Im Gegensatz zu Geschichte, Natur oder Kunst gehört Technik
zu den Themengebieten, die keine Begeisterungsstürme bei mir auslöst. Das
Schiffshebewerk in Niederfinow zeigte mir jedoch auf beeindruckende Weise, dass
auch Ingenieurskunst ästhetisch sein kann.

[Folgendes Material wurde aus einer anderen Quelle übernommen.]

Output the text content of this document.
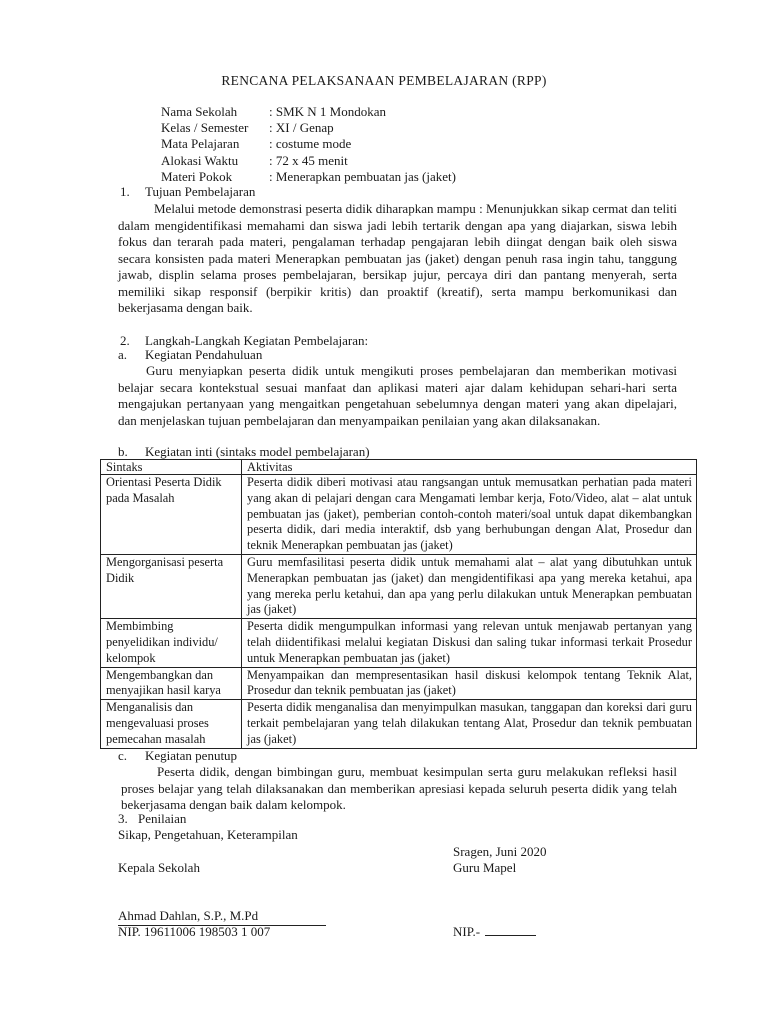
RENCANA PELAKSANAAN PEMBELAJARAN (RPP)
Nama Sekolah	: SMK N 1 Mondokan
Kelas / Semester	: XI / Genap
Mata Pelajaran	: costume mode
Alokasi Waktu	: 72 x 45 menit
Materi Pokok	: Menerapkan pembuatan jas (jaket)
1. Tujuan Pembelajaran
Melalui metode demonstrasi peserta didik diharapkan mampu : Menunjukkan sikap cermat dan teliti dalam mengidentifikasi memahami dan siswa jadi lebih tertarik dengan apa yang diajarkan, siswa lebih fokus dan terarah pada materi, pengalaman terhadap pengajaran lebih diingat dengan baik oleh siswa secara konsisten pada materi Menerapkan pembuatan jas (jaket) dengan penuh rasa ingin tahu, tanggung jawab, displin selama proses pembelajaran, bersikap jujur, percaya diri dan pantang menyerah, serta memiliki sikap responsif (berpikir kritis) dan proaktif (kreatif), serta mampu berkomunikasi dan bekerjasama dengan baik.
2. Langkah-Langkah Kegiatan Pembelajaran:
a. Kegiatan Pendahuluan
Guru menyiapkan peserta didik untuk mengikuti proses pembelajaran dan memberikan motivasi belajar secara kontekstual sesuai manfaat dan aplikasi materi ajar dalam kehidupan sehari-hari serta mengajukan pertanyaan yang mengaitkan pengetahuan sebelumnya dengan materi yang akan dipelajari, dan menjelaskan tujuan pembelajaran dan menyampaikan penilaian yang akan dilaksanakan.
b. Kegiatan inti (sintaks model pembelajaran)
Sintaks	Aktivitas
Orientasi Peserta Didik pada Masalah	Peserta didik diberi motivasi atau rangsangan untuk memusatkan perhatian pada materi yang akan di pelajari dengan cara Mengamati lembar kerja, Foto/Video, alat – alat untuk pembuatan jas (jaket), pemberian contoh-contoh materi/soal untuk dapat dikembangkan peserta didik, dari media interaktif, dsb yang berhubungan dengan Alat, Prosedur dan teknik Menerapkan pembuatan jas (jaket)
Mengorganisasi peserta Didik	Guru memfasilitasi peserta didik untuk memahami alat – alat yang dibutuhkan untuk Menerapkan pembuatan jas (jaket) dan mengidentifikasi apa yang mereka ketahui, apa yang mereka perlu ketahui, dan apa yang perlu dilakukan untuk Menerapkan pembuatan jas (jaket)
Membimbing penyelidikan individu/ kelompok	Peserta didik mengumpulkan informasi yang relevan untuk menjawab pertanyan yang telah diidentifikasi melalui kegiatan Diskusi dan saling tukar informasi terkait Prosedur untuk Menerapkan pembuatan jas (jaket)
Mengembangkan dan menyajikan hasil karya	Menyampaikan dan mempresentasikan hasil diskusi kelompok tentang Teknik Alat, Prosedur dan teknik pembuatan jas (jaket)
Menganalisis dan mengevaluasi proses pemecahan masalah	Peserta didik menganalisa dan menyimpulkan masukan, tanggapan dan koreksi dari guru terkait pembelajaran yang telah dilakukan tentang Alat, Prosedur dan teknik pembuatan jas (jaket)
c. Kegiatan penutup
Peserta didik, dengan bimbingan guru, membuat kesimpulan serta guru melakukan refleksi hasil proses belajar yang telah dilaksanakan dan memberikan apresiasi kepada seluruh peserta didik yang telah bekerjasama dengan baik dalam kelompok.
3. Penilaian
Sikap, Pengetahuan, Keterampilan
Sragen, Juni 2020
Kepala Sekolah	Guru Mapel
Ahmad Dahlan, S.P., M.Pd
NIP. 19611006 198503 1 007	NIP.-
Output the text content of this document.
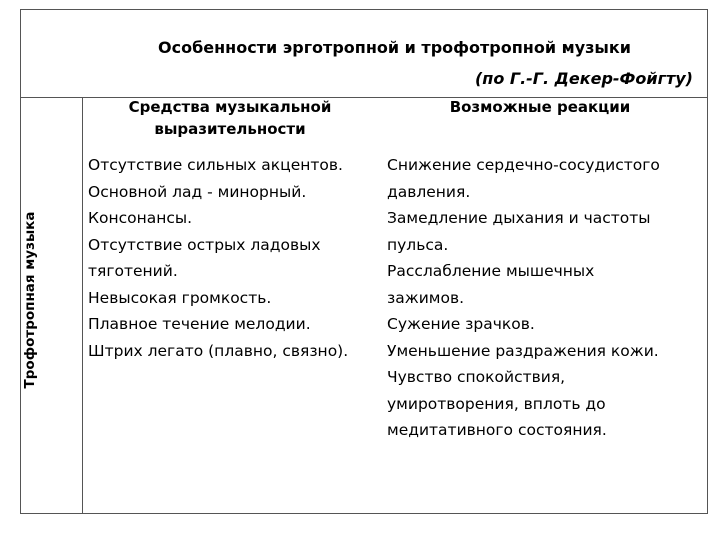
Особенности эрготропной и трофотропной музыки
(по Г.-Г. Декер-Фойгту)
Трофотропная музыка
Средства музыкальной
выразительности
Возможные реакции
Отсутствие сильных акцентов.
Основной лад - минорный.
Консонансы.
Отсутствие острых ладовых
тяготений.
Невысокая громкость.
Плавное течение мелодии.
Штрих легато (плавно, связно).
Снижение сердечно-сосудистого
давления.
Замедление дыхания и частоты
пульса.
Расслабление мышечных
зажимов.
Сужение зрачков.
Уменьшение раздражения кожи.
Чувство спокойствия,
умиротворения, вплоть до
медитативного состояния.
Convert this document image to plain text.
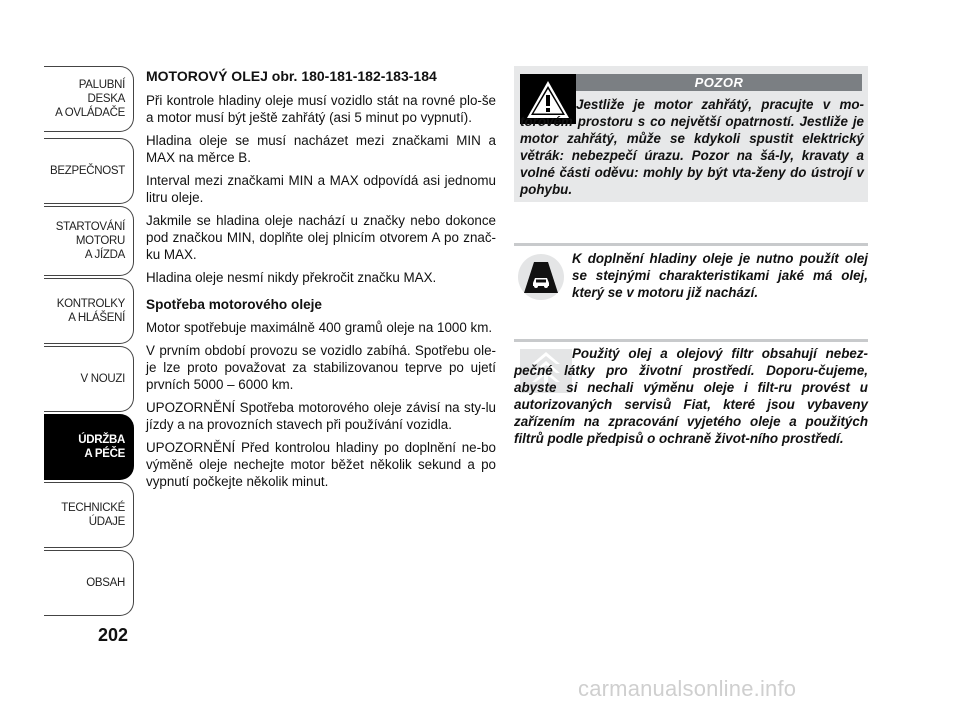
PALUBNÍ DESKA
A OVLÁDAČE
BEZPEČNOST
STARTOVÁNÍ
MOTORU
A JÍZDA
KONTROLKY
A HLÁŠENÍ
V NOUZI
ÚDRŽBA
A PÉČE
TECHNICKÉ
ÚDAJE
OBSAH
202
MOTOROVÝ OLEJ obr. 180-181-182-183-184

Při kontrole hladiny oleje musí vozidlo stát na rovné plo-še a motor musí být ještě zahřátý (asi 5 minut po vypnutí).

Hladina oleje se musí nacházet mezi značkami MIN a MAX na měrce B.

Interval mezi značkami MIN a MAX odpovídá asi jednomu litru oleje.

Jakmile se hladina oleje nachází u značky nebo dokonce pod značkou MIN, doplňte olej plnicím otvorem A po znač-ku MAX.

Hladina oleje nesmí nikdy překročit značku MAX.

Spotřeba motorového oleje

Motor spotřebuje maximálně 400 gramů oleje na 1000 km.

V prvním období provozu se vozidlo zabíhá. Spotřebu ole-je lze proto považovat za stabilizovanou teprve po ujetí prvních 5000 – 6000 km.

UPOZORNĚNÍ Spotřeba motorového oleje závisí na sty-lu jízdy a na provozních stavech při používání vozidla.

UPOZORNĚNÍ Před kontrolou hladiny po doplnění ne-bo výměně oleje nechejte motor běžet několik sekund a po vypnutí počkejte několik minut.

POZOR
Jestliže je motor zahřátý, pracujte v mo-torovém prostoru s co největší opatrností. Jestliže je motor zahřátý, může se kdykoli spustit elektrický větrák: nebezpečí úrazu. Pozor na šá-ly, kravaty a volné části oděvu: mohly by být vta-ženy do ústrojí v pohybu.
K doplnění hladiny oleje je nutno použít olej se stejnými charakteristikami jaké má olej, který se v motoru již nachází.
Použitý olej a olejový filtr obsahují nebez-pečné látky pro životní prostředí. Doporu-čujeme, abyste si nechali výměnu oleje i filt-ru provést u autorizovaných servisů Fiat, které jsou vybaveny zařízením na zpracování vyjetého oleje a použitých filtrů podle předpisů o ochraně život-ního prostředí.
carmanualsonline.info
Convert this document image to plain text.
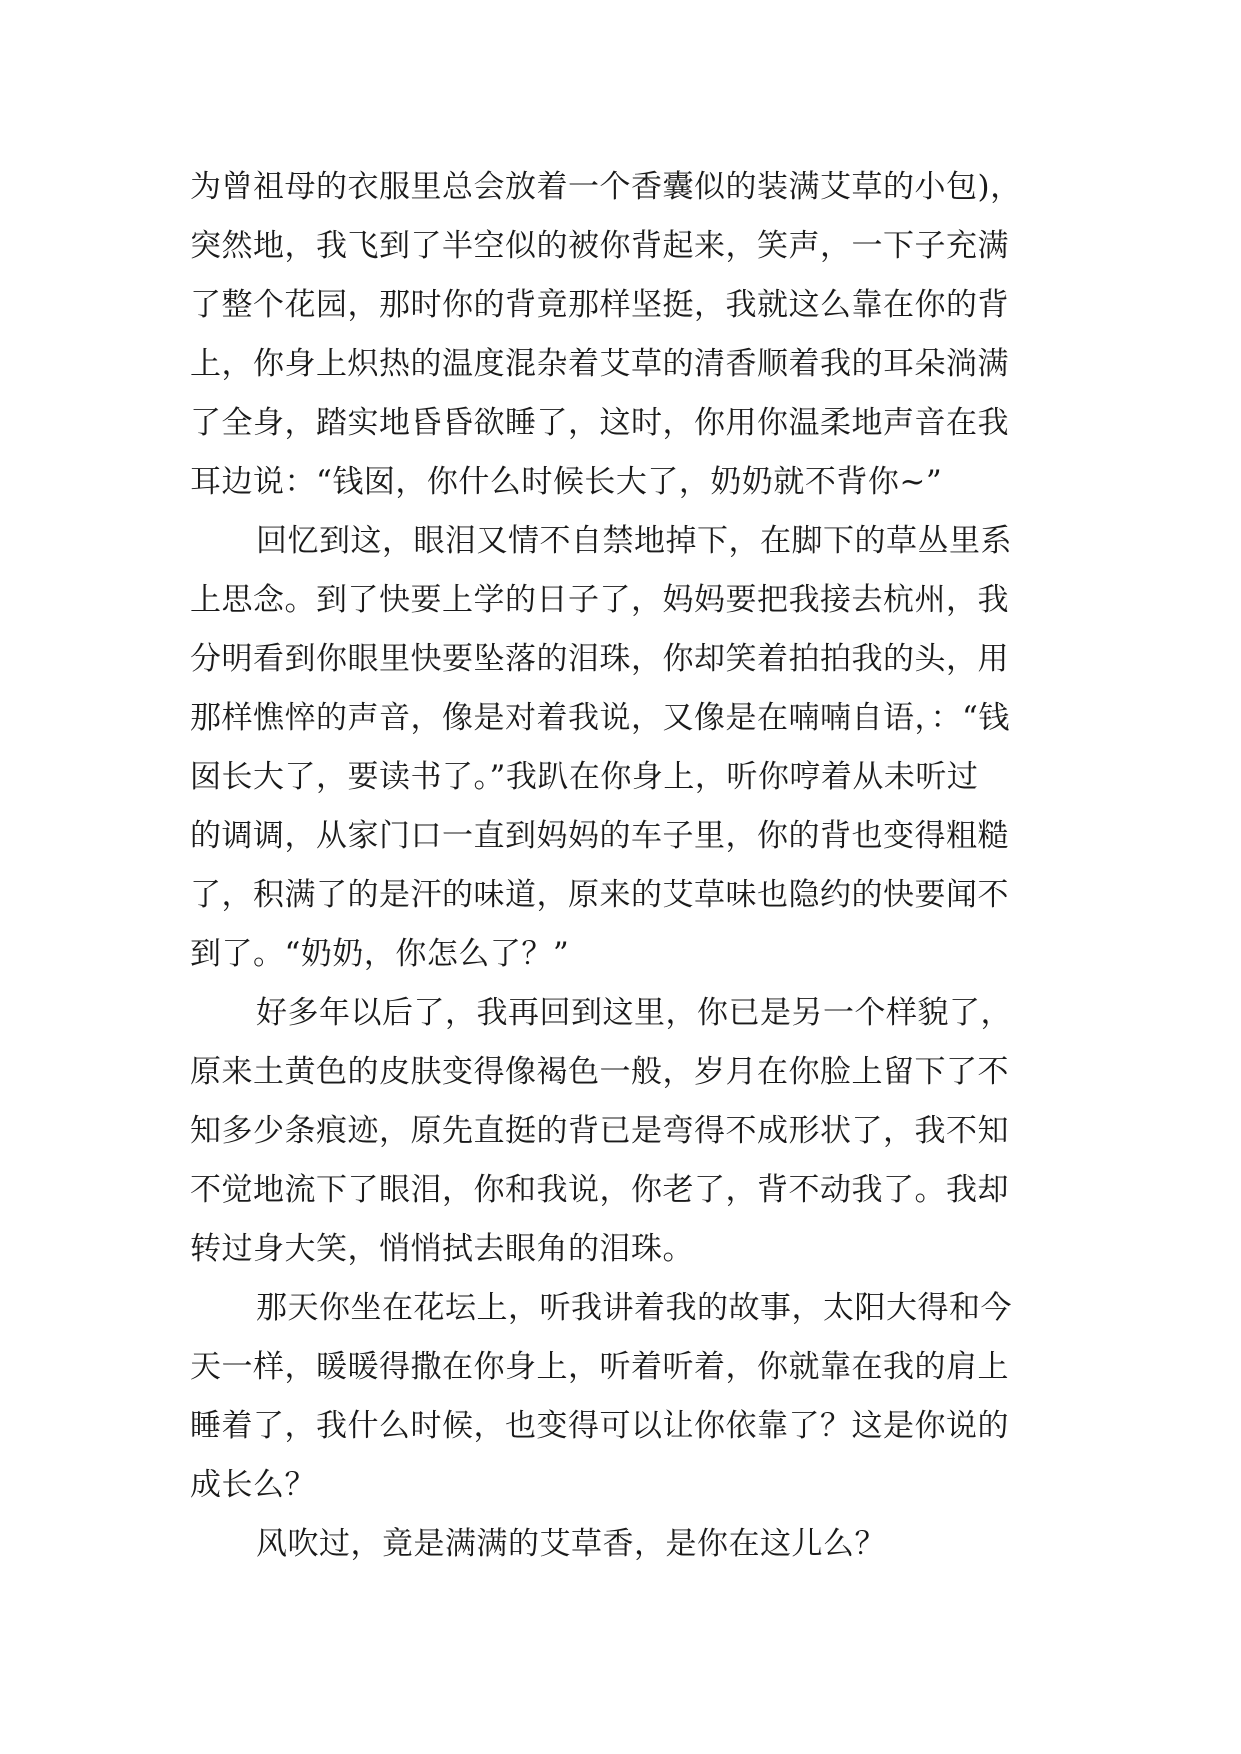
为曾祖母的衣服里总会放着一个香囊似的装满艾草的小包)，
突然地，我飞到了半空似的被你背起来，笑声，一下子充满
了整个花园，那时你的背竟那样坚挺，我就这么靠在你的背
上，你身上炽热的温度混杂着艾草的清香顺着我的耳朵淌满
了全身，踏实地昏昏欲睡了，这时，你用你温柔地声音在我
耳边说：“钱囡，你什么时候长大了，奶奶就不背你~”
回忆到这，眼泪又情不自禁地掉下，在脚下的草丛里系
上思念。到了快要上学的日子了，妈妈要把我接去杭州，我
分明看到你眼里快要坠落的泪珠，你却笑着拍拍我的头，用
那样憔悴的声音，像是对着我说，又像是在喃喃自语，：“钱
囡长大了，要读书了。”我趴在你身上，听你哼着从未听过
的调调，从家门口一直到妈妈的车子里，你的背也变得粗糙
了，积满了的是汗的味道，原来的艾草味也隐约的快要闻不
到了。“奶奶，你怎么了？”
好多年以后了，我再回到这里，你已是另一个样貌了，
原来土黄色的皮肤变得像褐色一般，岁月在你脸上留下了不
知多少条痕迹，原先直挺的背已是弯得不成形状了，我不知
不觉地流下了眼泪，你和我说，你老了，背不动我了。我却
转过身大笑，悄悄拭去眼角的泪珠。
那天你坐在花坛上，听我讲着我的故事，太阳大得和今
天一样，暖暖得撒在你身上，听着听着，你就靠在我的肩上
睡着了，我什么时候，也变得可以让你依靠了？这是你说的
成长么？
风吹过，竟是满满的艾草香，是你在这儿么？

Zuallererst steht bei einem Schiffshebewerk natürlich die
Funktion im Vordergrund. Ein Hebewerk überwindet Höhenunterschiede. So weit, so
gut. Was das Schiffhebewerk besonders macht, ist nicht der Höhenunterschied von
36 Metern oder die Bedeutung des Oder-Havel-Kanals als einzige transeuropäische
Ost-West-Wasserstraße. Die wahre Meisterleistung liegt darin, dass das Hebewerk
seit 1934, abgesehen von kleineren Störungen und regelmäßigen Wartungen, in
Betrieb ist. Damit ist es das älteste noch arbeitende Schiffshebewerk in
Deutschland. Noch besser ist jedoch, dass sich die Vorgänge von allen Seiten
beobachten lassen. Es gibt Schiffsfahrten durch das Hebewerk und das
Stahlungetüm und der Senk- oder Hebeprozess lassen sich von unten oder auch von
oben beobachten. Wenn sich die riesigen Gewichte senken, während der Trog, also
das Wasserbecken, samt Schiffen sich hebt, bleibt mir nichts übrig, als
fasziniert zu sein. Davon abgesehen bietet die Plattform auf dem Hebewerk auch
eine schöne Aussicht ins Brandenburger Land und auf das neue Hebewerk.
Das soll
das Alte ersetzen. Denn auch wenn es noch funktioniert, stößt es an seine
Grenzen, für die heutigen Schiffe ist es zu klein. Das neue Hebewerk ist ein
Glaskoloss, der mit der wuchtigen Stahlkonstruktion des alten in meinen Augen
nicht mithalten kann. Das Schiffshebewerk Niederfinow ist fast das ganze Jahr
offen und der Eintritt von zwei Euro hinnehmbar. Es ist 60 Meter hoch, aber für
alle, die sich vor unzähligen Treppenstufen graulen: Ein Weg mit
Informationstafeln schlängelt sich bedächtig hoch zum Hebewerk und erst die
letzten Meter heißt es dann Treppensteigen. Die Bedeutung des Hebewerks haben
natürlich auch schon andere erkannt, sodass es offiziell als Industriedenkmal
anerkannt ist.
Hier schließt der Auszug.